In fact, Portland was slightly more diverse--but not enough to make a lot of hay about it. Respondents mentioned 26 breweries overall. However, twelve of these were mentioned just once (Lucky Lab, Base Camp, Wayfinder, BridgePort, Lompoc, Migration, Kells, Laurelwood, Groundbreaker, Montavilla, Little Beast, Commons) and three twice (Deschutes, Hopworks, Occidental). In Portland's case, the top five garnered 59% of the total mentions. The Portland numbers:

  1. Breakside    (21)
  2. Upright    (13)
  3. Hair of the Dog   (11)
  4. Ex Novo    (9)
  5. Great Notion    (9)
  6. Cascade    (5)
  7. Ecliptic    (5)
  8. Zoiglhaus    (5)
  9. Culmination    (4)
  10. Gigantic    (4)
  11. Baerlic    (3)

There were a couple of interesting similarities. Breakside and Holy Mountain really seem analogous. Similarly, both cities have a gluten-free brewery, and respondents named those breweries at least once. I would say, speaking for my home town, that I was surprised by the performance of Ex Novo and Hair of the Dog. One is an old dog who has ignored new tricks, the other a new brewery noted less for wild experimentation than consistent quality. But again, given the methodology, this is all really just for fun. The one thing I'd bet my life on is that, in a scientific poll of Portlanders who have been to most of the city's breweries, Breakside would come out on top. At the end of 2017 it's got all the juice.

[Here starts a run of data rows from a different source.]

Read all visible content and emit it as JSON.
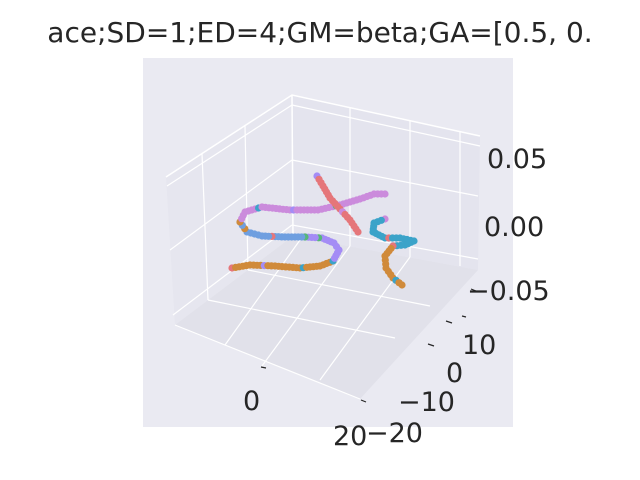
{
  "figure": {
    "title": "ace;SD=1;ED=4;GM=beta;GA=[0.5, 0.",
    "background": "#ffffff",
    "axes_background": "#eaeaf2",
    "pane_color": "#e3e3ec",
    "grid_color": "#ffffff"
  },
  "chart_data": {
    "type": "scatter",
    "projection": "3d",
    "title": "ace;SD=1;ED=4;GM=beta;GA=[0.5, 0.",
    "grid": true,
    "x_ticks": [
      "0",
      "20"
    ],
    "y_ticks": [
      "−20",
      "−10",
      "0",
      "10"
    ],
    "z_ticks": [
      "−0.05",
      "0.00",
      "0.05"
    ],
    "xlim": [
      -20,
      25
    ],
    "ylim": [
      -22,
      18
    ],
    "zlim": [
      -0.07,
      0.07
    ],
    "series_colors": [
      "#e5767a",
      "#3ba3c9",
      "#56b77a",
      "#d08a3a",
      "#a48cf5",
      "#cb8bdc"
    ],
    "trajectories": [
      {
        "color": "#d08a3a",
        "points": [
          [
            232,
            268
          ],
          [
            250,
            265
          ],
          [
            275,
            266
          ],
          [
            300,
            268
          ],
          [
            320,
            266
          ],
          [
            333,
            261
          ]
        ]
      },
      {
        "color": "#a48cf5",
        "points": [
          [
            333,
            261
          ],
          [
            339,
            250
          ],
          [
            334,
            243
          ],
          [
            322,
            238
          ],
          [
            305,
            237
          ]
        ]
      },
      {
        "color": "#6f9fe0",
        "points": [
          [
            305,
            237
          ],
          [
            285,
            237
          ],
          [
            262,
            236
          ],
          [
            247,
            232
          ],
          [
            240,
            222
          ]
        ]
      },
      {
        "color": "#cb8bdc",
        "points": [
          [
            240,
            222
          ],
          [
            245,
            212
          ],
          [
            262,
            207
          ],
          [
            290,
            210
          ],
          [
            318,
            210
          ],
          [
            340,
            205
          ],
          [
            360,
            199
          ],
          [
            374,
            194
          ],
          [
            385,
            194
          ]
        ]
      },
      {
        "color": "#e5767a",
        "points": [
          [
            317,
            176
          ],
          [
            323,
            186
          ],
          [
            330,
            198
          ],
          [
            340,
            209
          ],
          [
            350,
            220
          ],
          [
            358,
            232
          ]
        ]
      },
      {
        "color": "#3ba3c9",
        "points": [
          [
            385,
            219
          ],
          [
            374,
            223
          ],
          [
            373,
            232
          ],
          [
            385,
            238
          ],
          [
            400,
            238
          ],
          [
            414,
            241
          ],
          [
            405,
            245
          ],
          [
            393,
            246
          ]
        ]
      },
      {
        "color": "#d08a3a",
        "points": [
          [
            393,
            246
          ],
          [
            385,
            256
          ],
          [
            386,
            268
          ],
          [
            393,
            278
          ],
          [
            402,
            285
          ]
        ]
      }
    ]
  }
}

I think Portland can also take a bow for the diversity of different kinds of breweries. Within the top eight breweries are only three famous for their IPAs. There are in that group breweries focused on German lagers, saisons and barrel-aged beers, sours, and high-gravity ales. What's really remarkable about the Seattle list is that Machine House entry--a brewery devoted to cask ales. That's something that just couldn't survive in Portland, and one brewery I'm really looking forward to seeing.